Cumhuriyet tarihinin en ağır ekonomik koşullarının yaşandığını kaydeden Üzüm, “Yoksul halk kesimleri daha da yoksullaşıyor, alım gücü düşüyor. İstanbul’da bu yoksulluk çok somut bir şekilde görünüyor. Bugün İstanbul’da kurulan pazarlar akşam saatlerinde daha kalabalık. İnsanlar çürük ya da atılmış ürünleri topluyor. Bunun çözümü ülkenin kaynaklarını bir avuç yandaşa, para babasına, TÜGVA’lara, TÜRGEV’lere aktarmak yerine halkın olanı halka verecek kamucu politikaların radikal bir biçimde derhal uygulanmasıyla mümkün.

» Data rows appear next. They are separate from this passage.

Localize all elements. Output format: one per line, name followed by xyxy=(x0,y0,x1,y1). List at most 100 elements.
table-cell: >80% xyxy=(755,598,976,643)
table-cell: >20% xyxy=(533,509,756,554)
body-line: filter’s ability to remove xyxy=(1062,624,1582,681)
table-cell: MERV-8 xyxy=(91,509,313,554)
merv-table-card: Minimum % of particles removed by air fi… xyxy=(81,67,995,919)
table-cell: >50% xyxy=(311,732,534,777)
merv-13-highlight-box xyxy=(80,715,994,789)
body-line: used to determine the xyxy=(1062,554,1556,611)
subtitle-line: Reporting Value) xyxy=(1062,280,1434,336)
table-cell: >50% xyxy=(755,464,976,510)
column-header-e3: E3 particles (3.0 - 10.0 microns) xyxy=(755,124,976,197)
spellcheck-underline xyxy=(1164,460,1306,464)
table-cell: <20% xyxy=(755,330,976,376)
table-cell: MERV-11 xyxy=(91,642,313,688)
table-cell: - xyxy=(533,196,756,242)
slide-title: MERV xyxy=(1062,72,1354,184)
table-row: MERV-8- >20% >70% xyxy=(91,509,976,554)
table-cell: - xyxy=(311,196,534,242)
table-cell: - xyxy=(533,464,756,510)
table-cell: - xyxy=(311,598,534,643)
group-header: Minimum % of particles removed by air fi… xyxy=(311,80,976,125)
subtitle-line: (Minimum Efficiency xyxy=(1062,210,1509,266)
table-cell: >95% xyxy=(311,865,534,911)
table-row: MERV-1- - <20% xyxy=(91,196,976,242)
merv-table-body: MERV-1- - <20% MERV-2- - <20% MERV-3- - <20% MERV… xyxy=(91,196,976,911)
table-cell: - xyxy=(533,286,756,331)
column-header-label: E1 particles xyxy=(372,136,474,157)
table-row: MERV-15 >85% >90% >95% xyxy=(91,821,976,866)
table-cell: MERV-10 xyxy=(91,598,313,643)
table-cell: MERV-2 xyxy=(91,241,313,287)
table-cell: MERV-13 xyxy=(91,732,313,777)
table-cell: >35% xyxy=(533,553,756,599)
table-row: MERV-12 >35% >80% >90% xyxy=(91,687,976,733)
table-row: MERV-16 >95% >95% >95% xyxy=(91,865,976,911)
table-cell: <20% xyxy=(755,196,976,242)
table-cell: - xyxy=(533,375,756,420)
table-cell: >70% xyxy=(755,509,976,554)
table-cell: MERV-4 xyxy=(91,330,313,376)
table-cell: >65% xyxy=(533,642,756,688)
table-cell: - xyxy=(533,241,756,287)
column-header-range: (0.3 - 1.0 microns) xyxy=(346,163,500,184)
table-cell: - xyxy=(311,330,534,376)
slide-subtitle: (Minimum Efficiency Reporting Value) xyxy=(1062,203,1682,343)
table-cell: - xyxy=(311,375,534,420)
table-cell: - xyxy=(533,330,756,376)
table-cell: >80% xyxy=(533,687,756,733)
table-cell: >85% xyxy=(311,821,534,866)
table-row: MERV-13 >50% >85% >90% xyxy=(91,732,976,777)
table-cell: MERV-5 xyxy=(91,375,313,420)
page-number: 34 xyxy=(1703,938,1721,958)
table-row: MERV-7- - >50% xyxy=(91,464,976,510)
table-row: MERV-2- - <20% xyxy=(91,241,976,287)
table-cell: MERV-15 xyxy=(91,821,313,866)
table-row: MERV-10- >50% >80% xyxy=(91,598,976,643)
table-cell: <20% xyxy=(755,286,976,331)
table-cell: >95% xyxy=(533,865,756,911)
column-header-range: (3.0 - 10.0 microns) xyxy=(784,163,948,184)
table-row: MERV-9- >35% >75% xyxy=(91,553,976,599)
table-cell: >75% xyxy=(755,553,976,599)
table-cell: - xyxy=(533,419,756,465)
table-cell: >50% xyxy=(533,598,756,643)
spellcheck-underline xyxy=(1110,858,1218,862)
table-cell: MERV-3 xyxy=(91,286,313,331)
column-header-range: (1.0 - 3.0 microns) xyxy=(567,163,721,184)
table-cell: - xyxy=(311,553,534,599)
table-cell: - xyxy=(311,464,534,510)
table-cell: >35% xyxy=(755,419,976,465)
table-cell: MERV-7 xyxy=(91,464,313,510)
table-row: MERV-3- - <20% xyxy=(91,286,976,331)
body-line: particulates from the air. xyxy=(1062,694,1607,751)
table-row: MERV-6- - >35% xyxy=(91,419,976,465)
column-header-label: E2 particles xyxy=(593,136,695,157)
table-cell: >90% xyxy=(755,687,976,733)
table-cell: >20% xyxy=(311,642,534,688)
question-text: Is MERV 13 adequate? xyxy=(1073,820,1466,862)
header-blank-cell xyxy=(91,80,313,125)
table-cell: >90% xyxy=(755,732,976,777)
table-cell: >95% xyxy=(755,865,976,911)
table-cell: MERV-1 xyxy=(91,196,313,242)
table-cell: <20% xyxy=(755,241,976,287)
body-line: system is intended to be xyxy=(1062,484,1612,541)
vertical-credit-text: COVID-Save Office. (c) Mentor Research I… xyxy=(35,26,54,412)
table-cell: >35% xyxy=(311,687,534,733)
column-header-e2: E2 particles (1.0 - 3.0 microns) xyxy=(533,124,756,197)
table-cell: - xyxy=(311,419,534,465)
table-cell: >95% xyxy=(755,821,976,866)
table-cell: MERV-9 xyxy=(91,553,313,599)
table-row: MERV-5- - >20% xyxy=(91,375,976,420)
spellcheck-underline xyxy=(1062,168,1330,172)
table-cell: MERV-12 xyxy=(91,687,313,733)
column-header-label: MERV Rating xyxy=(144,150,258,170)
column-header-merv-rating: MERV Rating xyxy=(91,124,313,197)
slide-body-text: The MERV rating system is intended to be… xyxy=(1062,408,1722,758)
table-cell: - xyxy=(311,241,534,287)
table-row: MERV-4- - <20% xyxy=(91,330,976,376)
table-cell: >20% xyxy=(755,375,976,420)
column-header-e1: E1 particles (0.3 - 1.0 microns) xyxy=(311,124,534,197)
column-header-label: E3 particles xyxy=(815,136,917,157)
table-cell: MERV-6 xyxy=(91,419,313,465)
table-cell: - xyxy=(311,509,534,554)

Bağımsız olmadığınız, üretim yapamadığınız ve halka dair olanakları sunmadığınızda bu halk her gün zam üzerine zamla ezilmeye devam ediyor. Bunun için tarihsel bir süreçte de mitingimizi gerçekleştiriyoruz. Tüm yurttaşlarımızı bu mitinge davet ediyoruz. Birlikte örgütlenirsek aslında sadaka cumhuriyeti haline gelmiş olan düzenin, bir hak düzenine dönüşmesini başarabiliriz. Emeğin Türkiye’sini kurmak üzere herkesi Kartal Meydanı’na bekliyoruz” ifadelerini kullandı.

Düzenlenen mitingleri bir başlangıç olarak gördüklerini kaydeden Üzüm, “Devrimcileri, yurtseverleri, ilericileri, aydınları, gençleri, kadınları, işçileri, emekçileri, sol değerler ve sol politikalar çerçevesinde birlikte örgütlenmeye davet ediyoruz. Bu mitingler sonrasında yürüyüşümüzü daha da güçlendirerek sürdüreceğiz. Sokakta gözlemlediğimiz tepki bunu mecbur kılıyor. Oturup beklemek mümkün değil. Parlamentodaki dağılımlar, küçük hesaplar henüz bizim konuşacağımız konular değil. Onlar ancak seçim dönemlerinde farklı bir süreç olarak işletilecektir. Tek adam rejimini, çürümüş düzeni, bu sistemi tarihin çöplüğüne hep birlikte gömeceğiz. Umudun yayılması noktasında da sorumluluğumuz var. Asla korku iklimine teslim olmayacağız” ifadelerini kullandı.

KADINLAR AKP’Yİ GÖNDERECEK

Ülkede her alanda tahribatın çok yüksek olduğuna vurgu yapan Üzüm, umudunu yitiren gençlerin, çaresiz bırakılmış ve yalnız hisseden yığınların olduğunu ifade etti ve şunları söyledi: “Bunların önemli kesimini de kadınlar oluşturuyor. Bugün sokak çalışmalarımızda çok net gördüğümüz şeylerden bir tanesi de yoksulluğun kadın halinin çok fazla hissedildiğidir. Yaptığımız çalışmalarda en duyarlı kesim kadınlar oldu. Kadınların çağrımıza hemen kulak kabarttığını, iletişime geçtiğini, söylediğiniz her söze katıldığını ve bu rejimin gitmesini talep ettiğini, yeniden kurulacak bir ülkede söz sahibi olmak istediklerini görebiliyoruz. 25 Kasım Uluslararası Kadına Yönelik Şiddetle Mücadele Günü yaklaşıyor. Ülkede her sabah en az 3 kadının sokak ortasında boğazlanarak öldürüldüğü haberlerine uyanıyoruz. Bunlar rakam değil. Bunlar birer can. Kadın cinayetlerini durdurmak da politik bir mücadeleyle mümkün. O yüzden İstanbul Sözleşmesi’nden vazgeçmeyeceğiz. Bundan sonraki mücadelemizde de bunu ısrarla sürdüreceğiz. AKP’nin sonunun aslında en dinamik yapı olan kadınlar tarafından getirileceğine inancımız tam.”